Electrical Stimulation (TENS)

Transcutaneous Electrical Nerve Stimulation, or TENS, can help to relieve a wide variety of pain, including low back pain, myofascial (muscle related) pain, neurogenic (arising from the nervous system) pain, visceral pain (for example, pain resulting from irritable bowel syndrome), postsurgical pain, and joint pain (for example, bursitis or arthritis). It can be effective for both chronic and acute forms of pain, so long as the pain is not severe.

TENS uses a generator and two electrodes to send an electrical current through part of the nervous system. The electrodes are placed strategically on the skin of the patient, either over the area causing pain or in a related area that can be identified by a doctor. The generator is activated to produce the electrical current that is sent through the electrodes into the nervous system. The electrical current then stimulates an increase in the activity of endorphins, our bodies’ natural pain fighters. It also is thought to block the path of pain signals heading to the thalamus and cortex, the two parts of the brain that enable us to perceive painful sensations. If the signals from the nerves fail to reach the brain, as they do when TENS is operating, pain cannot be felt in the area targeted by the electrical current.

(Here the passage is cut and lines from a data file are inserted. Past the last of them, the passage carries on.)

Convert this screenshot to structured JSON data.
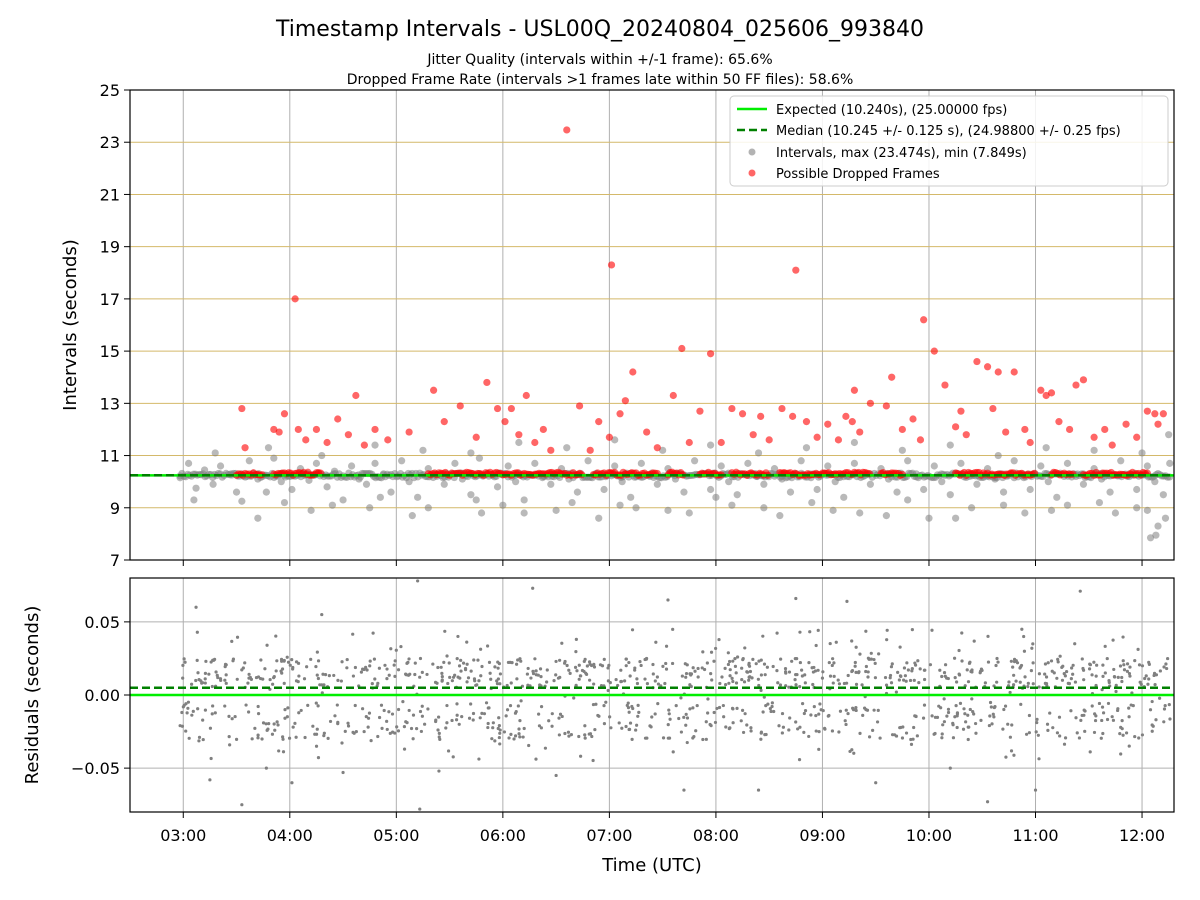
{
  "chart_data": [
    {
      "type": "scatter",
      "title": "Timestamp Intervals - USL00Q_20240804_025606_993840",
      "subtitle_lines": [
        "Jitter Quality (intervals within +/-1 frame): 65.6%",
        "Dropped Frame Rate (intervals >1 frames late within 50 FF files): 58.6%"
      ],
      "xlabel": "",
      "ylabel": "Intervals (seconds)",
      "x_unit": "hours UTC",
      "xlim": [
        2.5,
        12.3
      ],
      "ylim": [
        7,
        25
      ],
      "yticks": [
        7,
        9,
        11,
        13,
        15,
        17,
        19,
        21,
        23,
        25
      ],
      "ytick_labels": [
        "7",
        "9",
        "11",
        "13",
        "15",
        "17",
        "19",
        "21",
        "23",
        "25"
      ],
      "grid": "x: gray verticals; y: goldenrod horizontals",
      "legend_position": "top-right",
      "legend": [
        "Expected (10.240s), (25.00000 fps)",
        "Median (10.245 +/- 0.125 s), (24.98800 +/- 0.25 fps)",
        "Intervals, max (23.474s), min (7.849s)",
        "Possible Dropped Frames"
      ],
      "expected_line": 10.24,
      "median_line": 10.245,
      "series": [
        {
          "name": "Intervals, max (23.474s), min (7.849s)",
          "color": "#808080",
          "x": [
            2.97,
            3.05,
            3.12,
            3.2,
            3.28,
            3.35,
            3.45,
            3.55,
            3.62,
            3.7,
            3.78,
            3.85,
            3.92,
            4.02,
            4.1,
            4.18,
            4.25,
            4.35,
            4.42,
            4.5,
            4.58,
            4.65,
            4.72,
            4.8,
            4.88,
            4.95,
            5.05,
            5.12,
            5.2,
            5.3,
            5.38,
            5.45,
            5.55,
            5.62,
            5.7,
            5.78,
            5.85,
            5.95,
            6.05,
            6.12,
            6.2,
            6.3,
            6.38,
            6.45,
            6.55,
            6.62,
            6.7,
            6.8,
            6.88,
            6.95,
            7.05,
            7.12,
            7.2,
            7.3,
            7.38,
            7.45,
            7.55,
            7.62,
            7.7,
            7.8,
            7.88,
            7.95,
            8.05,
            8.12,
            8.2,
            8.3,
            8.38,
            8.45,
            8.55,
            8.62,
            8.7,
            8.8,
            8.88,
            8.95,
            9.05,
            9.12,
            9.2,
            9.3,
            9.38,
            9.45,
            9.55,
            9.62,
            9.7,
            9.8,
            9.88,
            9.95,
            10.05,
            10.12,
            10.2,
            10.3,
            10.38,
            10.45,
            10.55,
            10.62,
            10.7,
            10.8,
            10.88,
            10.95,
            11.05,
            11.12,
            11.2,
            11.3,
            11.38,
            11.45,
            11.55,
            11.62,
            11.7,
            11.8,
            11.88,
            11.95,
            12.05,
            12.12,
            12.2,
            12.26,
            3.1,
            3.5,
            3.95,
            4.4,
            4.85,
            5.3,
            5.75,
            6.2,
            6.65,
            7.1,
            7.55,
            8.0,
            8.45,
            8.9,
            9.35,
            9.8,
            10.25,
            10.7,
            11.15,
            11.6,
            12.05,
            3.3,
            3.8,
            4.3,
            4.8,
            5.25,
            5.7,
            6.15,
            6.6,
            7.05,
            7.5,
            7.95,
            8.4,
            8.85,
            9.3,
            9.75,
            10.2,
            10.65,
            11.1,
            11.55,
            12.0,
            3.7,
            4.2,
            4.75,
            5.15,
            5.8,
            6.0,
            6.5,
            6.9,
            7.25,
            7.75,
            8.15,
            8.6,
            9.1,
            9.6,
            10.0,
            10.4,
            10.9,
            11.3,
            11.75,
            12.15,
            12.08,
            12.13,
            12.22,
            11.95,
            12.25
          ],
          "y": [
            10.22,
            10.7,
            9.75,
            10.45,
            9.9,
            10.6,
            10.3,
            9.25,
            10.8,
            10.1,
            9.6,
            10.9,
            10.0,
            9.7,
            10.5,
            10.05,
            10.7,
            9.8,
            10.4,
            9.3,
            10.6,
            10.1,
            9.9,
            10.7,
            10.3,
            9.6,
            10.8,
            10.0,
            9.4,
            10.5,
            10.2,
            9.9,
            10.7,
            10.1,
            9.5,
            10.9,
            10.3,
            9.8,
            10.6,
            10.0,
            9.3,
            10.7,
            10.2,
            9.9,
            10.5,
            10.1,
            9.6,
            10.8,
            10.3,
            9.7,
            10.6,
            10.0,
            9.4,
            10.7,
            10.2,
            9.9,
            10.5,
            10.1,
            9.6,
            10.8,
            10.3,
            9.7,
            10.6,
            10.0,
            9.5,
            10.7,
            10.2,
            9.9,
            10.5,
            10.1,
            9.6,
            10.8,
            10.3,
            9.7,
            10.6,
            10.0,
            9.4,
            10.7,
            10.2,
            9.9,
            10.5,
            10.1,
            9.6,
            10.8,
            10.3,
            9.7,
            10.6,
            10.0,
            9.5,
            10.7,
            10.2,
            9.9,
            10.5,
            10.1,
            9.6,
            10.8,
            10.3,
            9.7,
            10.6,
            10.0,
            9.4,
            10.7,
            10.2,
            9.9,
            10.5,
            10.1,
            9.6,
            10.8,
            10.3,
            9.7,
            10.6,
            10.0,
            9.5,
            10.7,
            9.3,
            9.6,
            9.2,
            9.1,
            9.4,
            9.0,
            9.3,
            8.8,
            9.2,
            9.1,
            8.9,
            9.4,
            9.0,
            9.2,
            8.8,
            9.3,
            8.6,
            9.1,
            8.9,
            9.2,
            8.9,
            11.1,
            11.3,
            11.0,
            11.4,
            11.2,
            11.1,
            11.5,
            11.3,
            11.6,
            11.2,
            11.4,
            11.1,
            11.3,
            11.5,
            11.2,
            11.4,
            11.0,
            11.3,
            11.2,
            11.1,
            8.6,
            8.9,
            9.0,
            8.7,
            8.8,
            9.1,
            8.9,
            8.6,
            9.0,
            8.8,
            9.1,
            8.7,
            8.9,
            8.7,
            8.6,
            9.0,
            8.8,
            9.1,
            8.8,
            8.3,
            7.85,
            7.95,
            8.6,
            9.0,
            11.8
          ]
        },
        {
          "name": "Possible Dropped Frames",
          "color": "#ff0000",
          "x": [
            3.55,
            3.58,
            3.85,
            3.9,
            3.95,
            4.05,
            4.08,
            4.15,
            4.25,
            4.35,
            4.45,
            4.55,
            4.62,
            4.7,
            4.8,
            4.92,
            5.12,
            5.35,
            5.45,
            5.6,
            5.75,
            5.85,
            5.95,
            6.02,
            6.08,
            6.15,
            6.22,
            6.3,
            6.38,
            6.45,
            6.6,
            6.72,
            6.82,
            6.9,
            7.0,
            7.02,
            7.1,
            7.15,
            7.22,
            7.35,
            7.45,
            7.6,
            7.68,
            7.75,
            7.85,
            7.95,
            8.05,
            8.15,
            8.25,
            8.35,
            8.42,
            8.5,
            8.62,
            8.72,
            8.75,
            8.85,
            8.95,
            9.05,
            9.15,
            9.22,
            9.28,
            9.3,
            9.35,
            9.45,
            9.6,
            9.65,
            9.75,
            9.85,
            9.92,
            9.95,
            10.05,
            10.15,
            10.25,
            10.3,
            10.35,
            10.45,
            10.55,
            10.6,
            10.65,
            10.72,
            10.8,
            10.9,
            10.95,
            11.05,
            11.1,
            11.15,
            11.22,
            11.32,
            11.38,
            11.45,
            11.55,
            11.65,
            11.72,
            11.85,
            11.95,
            12.05,
            12.12,
            12.15,
            12.2
          ],
          "y": [
            12.8,
            11.3,
            12.0,
            11.9,
            12.6,
            17.0,
            12.0,
            11.6,
            12.0,
            11.5,
            12.4,
            11.8,
            13.3,
            11.4,
            12.0,
            11.6,
            11.9,
            13.5,
            12.3,
            12.9,
            11.7,
            13.8,
            12.8,
            12.3,
            12.8,
            11.8,
            13.3,
            11.5,
            12.0,
            11.2,
            23.47,
            12.9,
            11.2,
            12.3,
            11.7,
            18.3,
            12.6,
            13.1,
            14.2,
            11.9,
            11.3,
            13.3,
            15.1,
            11.5,
            12.7,
            14.9,
            11.5,
            12.8,
            12.6,
            11.8,
            12.5,
            11.6,
            12.8,
            12.5,
            18.1,
            12.3,
            11.7,
            12.2,
            11.6,
            12.5,
            12.3,
            13.5,
            11.9,
            13.0,
            12.9,
            14.0,
            12.0,
            12.4,
            11.6,
            16.2,
            15.0,
            13.7,
            12.1,
            12.7,
            11.8,
            14.6,
            14.4,
            12.8,
            14.2,
            11.9,
            14.2,
            12.0,
            11.5,
            13.5,
            13.3,
            13.4,
            12.3,
            12.0,
            13.7,
            13.9,
            11.7,
            12.0,
            11.4,
            12.2,
            11.7,
            12.7,
            12.6,
            12.2,
            12.6
          ]
        }
      ]
    },
    {
      "type": "scatter",
      "title": "",
      "xlabel": "Time (UTC)",
      "ylabel": "Residuals (seconds)",
      "x_unit": "hours UTC",
      "xlim": [
        2.5,
        12.3
      ],
      "ylim": [
        -0.08,
        0.08
      ],
      "yticks": [
        -0.05,
        0.0,
        0.05
      ],
      "ytick_labels": [
        "−0.05",
        "0.00",
        "0.05"
      ],
      "xticks": [
        3,
        4,
        5,
        6,
        7,
        8,
        9,
        10,
        11,
        12
      ],
      "xtick_labels": [
        "03:00",
        "04:00",
        "05:00",
        "06:00",
        "07:00",
        "08:00",
        "09:00",
        "10:00",
        "11:00",
        "12:00"
      ],
      "grid": "on",
      "expected_line": 0.0,
      "median_line": 0.005,
      "series": [
        {
          "name": "",
          "color": "#808080",
          "point_count": 1200,
          "band": [
            -0.03,
            0.045
          ],
          "outliers_x": [
            3.12,
            3.55,
            4.02,
            4.3,
            5.2,
            5.22,
            6.28,
            7.55,
            8.75,
            9.23,
            10.55,
            11.42,
            3.25,
            3.78,
            4.5,
            5.4,
            6.5,
            7.7,
            8.4,
            9.5,
            10.2,
            11.0
          ],
          "outliers_y": [
            0.06,
            -0.075,
            -0.06,
            0.055,
            0.078,
            -0.078,
            0.073,
            0.065,
            0.066,
            0.064,
            -0.073,
            0.071,
            -0.058,
            -0.05,
            -0.053,
            -0.052,
            -0.055,
            -0.065,
            -0.065,
            -0.06,
            -0.05,
            -0.065
          ]
        }
      ]
    }
  ]
}
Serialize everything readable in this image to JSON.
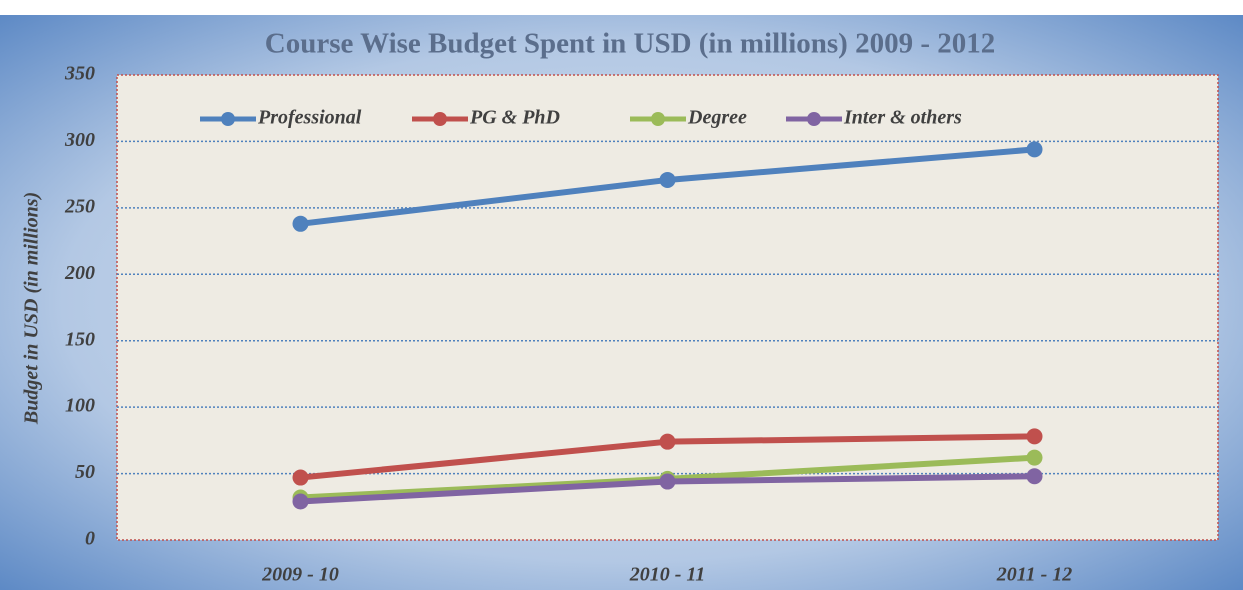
{
  "chart_data": {
    "type": "line",
    "title": "Course Wise Budget Spent in USD (in millions) 2009 - 2012",
    "y_label": "Budget in USD (in millions)",
    "categories": [
      "2009 - 10",
      "2010 - 11",
      "2011 - 12"
    ],
    "series": [
      {
        "name": "Professional",
        "color": "#4f81bd",
        "values": [
          238,
          271,
          294
        ]
      },
      {
        "name": "PG & PhD",
        "color": "#c0504d",
        "values": [
          47,
          74,
          78
        ]
      },
      {
        "name": "Degree",
        "color": "#9bbb59",
        "values": [
          32,
          46,
          62
        ]
      },
      {
        "name": "Inter & others",
        "color": "#8064a2",
        "values": [
          29,
          44,
          48
        ]
      }
    ],
    "ylim": [
      0,
      350
    ],
    "yticks": [
      0,
      50,
      100,
      150,
      200,
      250,
      300,
      350
    ],
    "grid": true,
    "legend": "top"
  }
}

Typically, a one hour trial period of TENS is implemented in-office to ensure that the patient experiences pain relief from the system before they are supplied with one. If the trial is successful, the doctor trains the patient in how to adjust the settings of their stimulator. The amplitude (strength), duration, and frequency of the electrical current are at the command of the patient. In this way, TENS is a dynamic treatment option for patients, who can adjust their treatment according to their particular needs and lifestyle in order to achieve optimal results. Additionally, once the patient has been trained in how to use TENS, they can operate the system at home, at their convenience.

TENS tends to produce rapid relief. More than half of patients usually experience pain relief within the first half hour of stimulation, while almost all of the remaining patients feel their pain subside within an hour of stimulation. As with any other treatment, it is important to consult with the doctor about the proper use of TENS to help avoid negative side-effects, such as skin irritation.

Though the basic concept of TENS is similar to another stimulation technique, called spinal cord stimulation, there are a few major differences. First, with TENS, the stimulators remain on the skin, whereas with spinal cord stimulation, the stimulators are implanted within the body. Additionally, spinal cord stimulation operates primarily on the spine, whereas TENS deals more with the nerves and only part of the spine.

Side effects and outcomes are unique to each patient and will be discussed before any treatment options are prescribed.